Environmental Savings
The smaller Duo boxes also reduce manufacturing footprint by half and over a month, this is not a small number. Most trays weight 20 grams, but the amount of crude oil used to produce the trays is 4-times higher. Logistics add up to 190 gCO2/kg/km and the same again for disposal.
However, much of the logistics emissions is pushing the weight of the unladen lorry or cargo ship around. This accounts for 109 of the 190 gCO2/kg/km. Meaning in a full trailer of equipment hauled to the distribution centre or warehouse, 81 gCO2/kg/km is due to the stock.
Reducing the size by half, reduces the material by half and allows the lorry to take on twice as much load. Shrinking the volumetric size in half, reduces the carbon footprint of the delivery of containers of trays, by one truck in every two. The first run saves doing a second, the third saves dong a fourth, because the same demand is met with half the haulage and freight. In short, it saves 50% of haulage emissions and almost 50% of both manufacturing and disposal costs.
This will accumulate to reduce some of the NHS £345 million in respiratory treatment costs over time.
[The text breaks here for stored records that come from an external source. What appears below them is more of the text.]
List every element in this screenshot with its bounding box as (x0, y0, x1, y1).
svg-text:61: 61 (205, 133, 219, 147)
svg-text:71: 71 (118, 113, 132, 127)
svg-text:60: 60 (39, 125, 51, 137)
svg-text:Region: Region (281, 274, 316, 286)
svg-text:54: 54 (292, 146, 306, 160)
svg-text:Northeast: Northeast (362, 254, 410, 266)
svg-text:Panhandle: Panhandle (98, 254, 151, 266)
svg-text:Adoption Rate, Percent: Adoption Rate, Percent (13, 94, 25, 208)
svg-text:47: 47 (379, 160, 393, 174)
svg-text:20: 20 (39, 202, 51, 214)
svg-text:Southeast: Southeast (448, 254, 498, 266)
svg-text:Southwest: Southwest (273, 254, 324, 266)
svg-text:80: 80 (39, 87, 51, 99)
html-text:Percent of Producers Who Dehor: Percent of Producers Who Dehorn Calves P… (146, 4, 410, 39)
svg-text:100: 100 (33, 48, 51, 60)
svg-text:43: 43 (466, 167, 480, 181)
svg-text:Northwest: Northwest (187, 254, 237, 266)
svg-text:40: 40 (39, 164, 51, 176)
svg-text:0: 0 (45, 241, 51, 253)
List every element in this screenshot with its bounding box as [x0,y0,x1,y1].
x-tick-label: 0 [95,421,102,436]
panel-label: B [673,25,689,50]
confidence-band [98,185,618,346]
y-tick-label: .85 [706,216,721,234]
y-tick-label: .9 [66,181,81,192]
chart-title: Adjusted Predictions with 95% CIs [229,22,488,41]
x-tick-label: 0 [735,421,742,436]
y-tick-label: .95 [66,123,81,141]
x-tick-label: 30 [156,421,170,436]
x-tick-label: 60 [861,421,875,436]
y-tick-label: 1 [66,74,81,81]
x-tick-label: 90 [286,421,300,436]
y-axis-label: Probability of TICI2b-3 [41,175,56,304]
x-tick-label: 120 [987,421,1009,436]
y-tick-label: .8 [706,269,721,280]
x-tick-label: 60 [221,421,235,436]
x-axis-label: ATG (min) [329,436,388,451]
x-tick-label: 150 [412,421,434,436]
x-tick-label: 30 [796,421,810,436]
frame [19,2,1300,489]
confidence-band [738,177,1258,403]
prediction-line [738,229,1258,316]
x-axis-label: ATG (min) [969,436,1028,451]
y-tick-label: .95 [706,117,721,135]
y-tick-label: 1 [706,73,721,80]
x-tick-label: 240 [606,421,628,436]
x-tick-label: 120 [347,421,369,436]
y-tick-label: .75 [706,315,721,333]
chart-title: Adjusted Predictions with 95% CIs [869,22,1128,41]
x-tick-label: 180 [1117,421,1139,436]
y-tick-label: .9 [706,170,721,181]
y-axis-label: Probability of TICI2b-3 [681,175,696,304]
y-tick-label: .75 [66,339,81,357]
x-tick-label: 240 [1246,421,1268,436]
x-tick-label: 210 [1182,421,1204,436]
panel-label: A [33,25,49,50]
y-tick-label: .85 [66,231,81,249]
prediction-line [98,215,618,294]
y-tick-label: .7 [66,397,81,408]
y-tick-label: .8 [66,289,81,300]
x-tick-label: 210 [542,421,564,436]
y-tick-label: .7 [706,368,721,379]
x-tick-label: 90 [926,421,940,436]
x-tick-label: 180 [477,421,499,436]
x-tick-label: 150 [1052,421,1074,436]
Providing an assessment of the effect of this 50% reduction over its lifetime.
Self-Critique: Transitional, Not Permanent
While absolutely a step in the right direction, petro-plastic medicine aids are not actually the most sustainable long-term solution. That's why we've been working with Alphabet to investigate reusable recycled bioplastic aids; use existing PET as consumables for Automedi or investigate the use of cardboard compliance aids instead. Allowing pharmacies to significantly reduce their carbon footprint even further.
Why not Reusables?
Both cost and climate footprints were compared and the initial cost outlay for reusable solutions is quite significant compared to this method (£5.25 v 14p per unit) and the reusable plastic, polypropylene alternatives weighs 161g and cannot be packed smaller. While batches of PET can be stacked, like egg cartons, one inside the other.
This means it adds 10x the weight and transit emissions of PET dossets per unit; extracts 646g of oil instead of 61g but also takes up 10x the space in transit, forcing 10x the transit capacity to be used. The net effect is a lorry full of quad PET dossets can only be matched by 10 lorries of reusable compliance aids! In total, expending nearly 950-times the footprint of disposables across all of manufacture, transit, cleaning and disposal.
As dossets are used on a weekly basis, meaning these compliance aids must be reused for almost 19 years before breaking even with one PET dosset on climate impact. Furthermore, recycling PET requires lower energy and ensures embedded Carbon is not lost and its reclamation from oil, repeated.
Additionally, when a patient leaves the service for whatever reason, the aid either goes with them, or remains as an inventory item. Requiring extra storage. Something in precious little supply within pharmacy spaces in general. Especially as they occupy greater volumes.
In summary, dense plastic aids take up more volume during deliveries, are made from denser materials, require cleaning in case of residue, replacement if they happen to break, take up more space in freight and crucially, require several reuses to break-even on the capital expenditure. In practise, this is more suited to hospital pharmacies than smaller community services, unless the latter is part of a chain.
Summary
To improve the Carbon footprint of pharmacy practise, there are a number of points to consider. Many of them seem obvious to those with 5S or Six Sigma experience. Simply remember MILDS toolkit:
Manufacturing
material Ingredients
Logistics
Disposals (including Reduce, Reuse and Recycle footprints)
Storage - Reduce the amount of space
Using these 5 rules, pharmacies can assess the footprint of purchases and align their costs and health benefits to climate outcomes.